Arga mengangguk menatap wanita rimpuh itu lalu matanya kembali berpindah memandang lurus sang Ibu yang tengah asyik menonton dengan mata kosongnya. "Mama gimana hari ini, Bik?"
"Ibu hari ini seperti biasa, Den. Gak mau minum obat kalau tidak sama Den Arga."
Arga mengangguk. "Ya udah kalau gitu... Aku ke kamar dulu ya Bik, bersih-bersih dulu. Bibik siapkan dulu obatnya. Biar saya yang bujuk Mama buat minum obat nanti."
Bik Ratih mengangguk, memancing anak majikannya itu berlalu pergi ke kamarnya. Hingga lima belas menit berselang, Arga telah kembali ke ruang tengah dan membawa nampan berisi beberapa jenis obat yang telah di siapkan Bik Ratih.
Arga terduduk di samping Ibunya dan meletakkan nampan di atas meja. Ia memandang dari samping, pandangan Ibunya yang masih kosong. Sementara, ia tahu bahwa suara-suara yang terdengar dapat terserap oleh pikirannya yang mungkin jejal oleh satu hal. Ayahnya...
"Ma." Sapa Arga lembut.
Tanpa bicara, wanita berasal merah itu menoleh dan mulai menatap penuh wajahnya.
"Mama minum obat dulu, ya." Pinta Arga. "Kata Bik Ratih, Mama udah makan banyak hari ini. Sekarang... Giliran Mama sekarang minum obat, ya."
Nilam. Wanita setengah keriput itu hanya mengangguk. Memancing, Arga tersenyum lega dan mulai memberikan beberapa jenis obat yang berbeda-beda satu per satu di minumnya. "Papamu..." Katanya kemudian.
Arga tertelan. Menatap sang Ibu dengan iba penuh kekhawatiran. Terakhir periksa, dokter mengatakan bahwa Nilam tidak boleh di bebani oleh banyak persoalan terlebih jika hal ini menyangkut Ayahnya, sumber utama dari segala penyakit yang di alami Ibunya sampai sekarang ini.
Arga bingung harus menjelaskan apa, sementara ia harus menenangkan hati Ibunya dengan jawaban-jawaban yang mungkin berbalut kebohongan lagi hanya demi membuat perasaan Ibunya tetap stabil.

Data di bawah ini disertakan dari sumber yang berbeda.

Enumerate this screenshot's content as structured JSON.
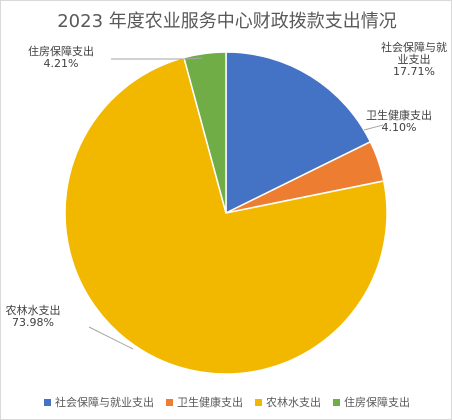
{
  "chart_data": {
    "type": "pie",
    "title": "2023 年度农业服务中心财政拨款支出情况",
    "categories": [
      "社会保障与就业支出",
      "卫生健康支出",
      "农林水支出",
      "住房保障支出"
    ],
    "values": [
      17.71,
      4.1,
      73.98,
      4.21
    ],
    "data_labels": [
      {
        "name_lines": [
          "社会保障与就",
          "业支出"
        ],
        "value": "17.71%"
      },
      {
        "name_lines": [
          "卫生健康支出"
        ],
        "value": "4.10%"
      },
      {
        "name_lines": [
          "农林水支出"
        ],
        "value": "73.98%"
      },
      {
        "name_lines": [
          "住房保障支出"
        ],
        "value": "4.21%"
      }
    ],
    "colors": [
      "#4472C4",
      "#ED7D31",
      "#F2B800",
      "#70AD47"
    ],
    "legend_position": "bottom"
  }
}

"Papa masih di kantor, Ma." Jawab seseorang muncul dari ambang pintu rumah.
Lelaki berusia dua puluh tujuh tahun itu sudah kembali pulang ke rumah, lalu datang mendekati mereka. Namanya Bagas Eka Rajendra alias Bagas, Kakak Arga. Ia terduduk di samping Ibunya kemudian.

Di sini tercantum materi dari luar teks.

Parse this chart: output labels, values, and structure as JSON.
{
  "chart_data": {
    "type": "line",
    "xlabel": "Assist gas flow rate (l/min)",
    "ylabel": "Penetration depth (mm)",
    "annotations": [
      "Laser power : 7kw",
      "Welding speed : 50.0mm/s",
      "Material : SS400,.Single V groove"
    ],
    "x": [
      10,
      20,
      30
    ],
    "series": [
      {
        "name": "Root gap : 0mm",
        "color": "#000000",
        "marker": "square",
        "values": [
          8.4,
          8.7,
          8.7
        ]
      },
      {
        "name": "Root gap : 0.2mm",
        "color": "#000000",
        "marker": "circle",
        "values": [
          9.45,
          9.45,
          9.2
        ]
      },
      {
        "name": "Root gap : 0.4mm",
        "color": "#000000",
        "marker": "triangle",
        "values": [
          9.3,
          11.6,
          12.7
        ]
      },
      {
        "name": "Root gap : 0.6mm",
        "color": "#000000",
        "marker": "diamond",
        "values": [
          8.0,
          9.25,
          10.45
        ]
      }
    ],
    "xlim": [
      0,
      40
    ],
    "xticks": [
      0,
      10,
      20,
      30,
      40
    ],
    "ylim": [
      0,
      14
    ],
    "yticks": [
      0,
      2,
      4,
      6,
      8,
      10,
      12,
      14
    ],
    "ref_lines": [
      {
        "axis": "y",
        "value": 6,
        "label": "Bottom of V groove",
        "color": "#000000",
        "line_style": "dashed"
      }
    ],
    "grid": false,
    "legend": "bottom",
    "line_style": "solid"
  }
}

"Mama gak percaya." Geleng Nilam mulai menatap Arga. "Mama gak percaya sama ucapan Kakak kamu."
Arga berpaling menatap Bagas. Detik berikutnya, lelaki itu mengangguk seolah memberi isyarat. Arga mengerti dan berpaling menatap ibunya lagi. "Ma. Apa yang di katakan Kak Bagas, benar. Papa masih harus membereskan pekerjaannya di kantor."
Nilam menatap kedua anaknya bergantian. Ada sesuatu yang membuat ia akhirnya percaya meski perasaannya merasa ada kejanggalan terhadap suaminya.

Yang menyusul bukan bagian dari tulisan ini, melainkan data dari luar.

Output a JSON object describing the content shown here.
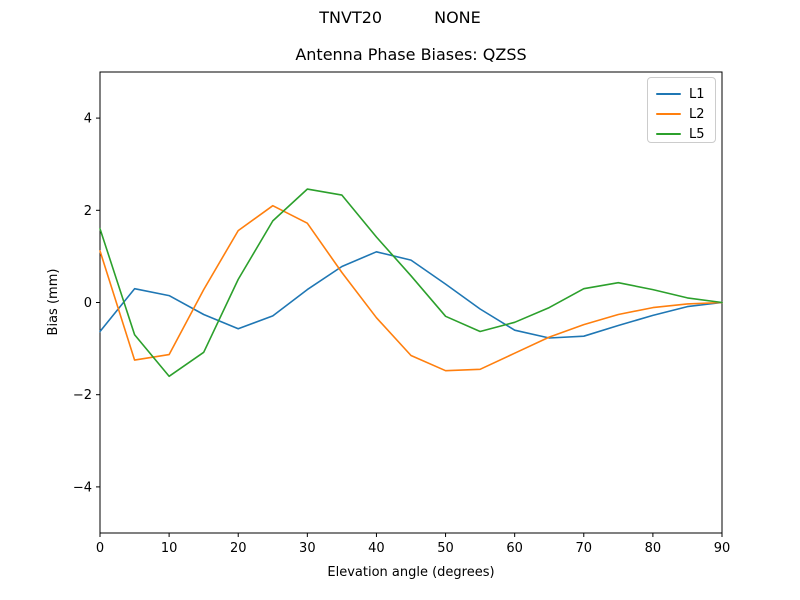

"Mama istirahat, ya." Bagas menuntun Nilam tuk kembali duduk di sofanya sambil memanggil Bik Ratih yang mendadak kembali muncul dari dapur, memintanya tuk menemani sang Ibu.
Bik Ratih mengangguk dan berjalan menuju Nilam, menemani majikannya kembali duduk di sofa. "Ibu, saya akan menemani Ibu istirahat, ya," kata Bik Ratih dengan suara yang lembut dan penuh kepedulian.
Nilam menatap Bik Ratih dengan mata yang masih kosong, tapi ada sesuatu yang berbeda di dalamnya. Ada sesuatu yang seperti... kepercayaan. Ia kemudian mengangguk dan membiarkan Bik Ratih menemani dirinya.
Bagas berdiri dan memandang Arga dengan mata yang serius.
Arga mengangguk seolah memahami tatapan itu, ia bergerak mengikuti Bagas ke arah ruang lain. Mereka berdua kemudian saling berhadapan setibanya mereka di ruang tamu.